Title: Observing The Universe Using The Antarctic Ice Sheet - Classifying And Reconstructing Neutrinos In Real Data From The IceCube Neutrino Observatory Using Graph Neural Networks

Abstract:

The IceCube Neutrino Observatory (IceCube) uses a cubic kilometre of the Antarctic ice sheet to detect neutrinos. The IceCube neutrino oscillation measurements and potential contributions to multimessenger astronomy heavily depends on accurate and fast classification and reconstruction of neutrinos in real data. GraphNeT, a Graph Neural Network (GNN) open-source Python framework founded at the Niels Bohr Institute, has been shown to improve both classification and reconstruction of low-energy simulated neutrinos, while speeding the process up by orders of magnitude.

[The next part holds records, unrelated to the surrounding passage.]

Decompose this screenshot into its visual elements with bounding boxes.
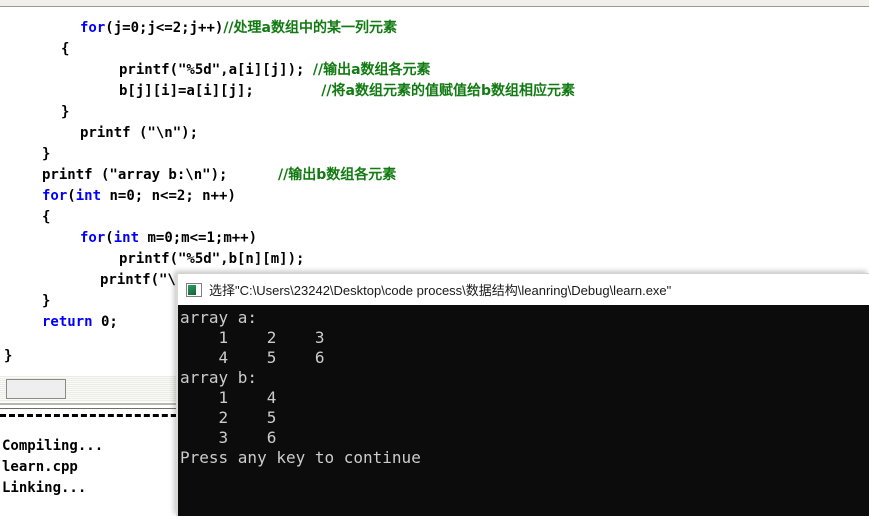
code-line: { <box>42 207 50 228</box>
code-text: printf ("\n"); <box>80 125 199 141</box>
code-keyword: for <box>42 188 68 204</box>
code-text: } <box>4 348 13 364</box>
code-comment: //将a数组元素的值赋值给b数组相应元素 <box>321 83 575 99</box>
code-text: ( <box>105 230 114 246</box>
code-line: } <box>42 144 50 165</box>
code-line: printf("%5d",b[n][m]); <box>119 249 304 270</box>
console-output-line: 4 5 6 <box>180 348 325 367</box>
code-text: n=0; n<=2; n++) <box>101 188 236 204</box>
console-window[interactable]: 选择"C:\Users\23242\Desktop\code process\数… <box>176 273 869 516</box>
code-comment: //处理a数组中的某一列元素 <box>223 20 397 36</box>
code-text: (j=0;j<=2;j++) <box>105 20 224 36</box>
code-comment: //输出a数组各元素 <box>312 62 431 78</box>
code-line: for(j=0;j<=2;j++)//处理a数组中的某一列元素 <box>80 18 397 39</box>
code-line: } <box>61 102 69 123</box>
code-comment: //输出b数组各元素 <box>278 167 397 183</box>
code-text: printf("%5d",b[n][m]); <box>119 251 305 267</box>
console-output-line: array a: <box>180 308 258 327</box>
code-line: printf("%5d",a[i][j]); //输出a数组各元素 <box>119 60 431 81</box>
code-line: return 0; <box>42 312 118 333</box>
console-titlebar[interactable]: 选择"C:\Users\23242\Desktop\code process\数… <box>178 274 869 305</box>
ide-window: for(j=0;j<=2;j++)//处理a数组中的某一列元素{printf("… <box>0 0 869 516</box>
code-text: } <box>42 293 51 309</box>
console-output-line: array b: <box>180 368 258 387</box>
editor-top-border <box>0 0 869 7</box>
build-log-line: Compiling... <box>2 438 104 454</box>
code-text: } <box>42 146 51 162</box>
code-keyword: for <box>80 230 106 246</box>
code-text: printf("%5d",a[i][j]); <box>119 62 313 78</box>
console-output-line: 1 2 3 <box>180 328 325 347</box>
code-text: { <box>42 209 51 225</box>
console-output-line: 3 6 <box>180 428 277 447</box>
console-output-line: 1 4 <box>180 388 277 407</box>
code-keyword: for <box>80 20 106 36</box>
code-text: b[j][i]=a[i][j]; <box>119 83 322 99</box>
console-output-line: Press any key to continue <box>180 448 421 467</box>
code-keyword: int <box>113 230 140 246</box>
build-tab-button[interactable] <box>6 379 66 399</box>
code-text: } <box>61 104 70 120</box>
console-title-text: 选择"C:\Users\23242\Desktop\code process\数… <box>209 283 672 298</box>
code-keyword: return <box>42 314 93 330</box>
code-line: printf ("array b:\n"); //输出b数组各元素 <box>42 165 396 186</box>
code-text: 0; <box>92 314 118 330</box>
code-line: b[j][i]=a[i][j]; //将a数组元素的值赋值给b数组相应元素 <box>119 81 575 102</box>
code-text: printf ("array b:\n"); <box>42 167 279 183</box>
code-line: } <box>42 291 50 312</box>
code-keyword: int <box>75 188 102 204</box>
code-text: ( <box>67 188 76 204</box>
console-icon <box>186 282 202 297</box>
code-line: { <box>61 39 69 60</box>
code-text: { <box>61 41 70 57</box>
code-line: for(int m=0;m<=1;m++) <box>80 228 257 249</box>
code-line: printf ("\n"); <box>80 123 198 144</box>
build-log-line: Linking... <box>2 480 87 496</box>
console-output-line: 2 5 <box>180 408 277 427</box>
code-text: m=0;m<=1;m++) <box>139 230 258 246</box>
console-output: array a: 1 2 3 4 5 6 array b: 1 4 2 5 3 6… <box>178 305 869 516</box>
code-line: } <box>4 346 12 367</box>
build-log-line: learn.cpp <box>2 459 78 475</box>
code-line: for(int n=0; n<=2; n++) <box>42 186 236 207</box>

This work shows that the method works in actual data as well. The first large neutrino sample is classified using a GNN from "raw" lvl 2 data and compared to a Monte Carlo neutrino selection across a range of reconstructed and calculated variables. The comparison indicates that the sample has a high neutrino purity. The amount of neutrinos in the cleanGNNselection is compared to that of existing methods in the IceCube Oscillation work group using simulated data, suggesting that the GNN method can generate a 50-70% larger sample at a similar purity. Implementing the GNN in IceCube and increasing the neutrino rate would improve existing analyses and potentially open up the possibility of creating early warnings for electromagnetic telescopes using low-energy neutrinos. This work also contributes to a benchmark study trying to improve the GNN performance for high energy track neutrinos. No significant improvements were obtained.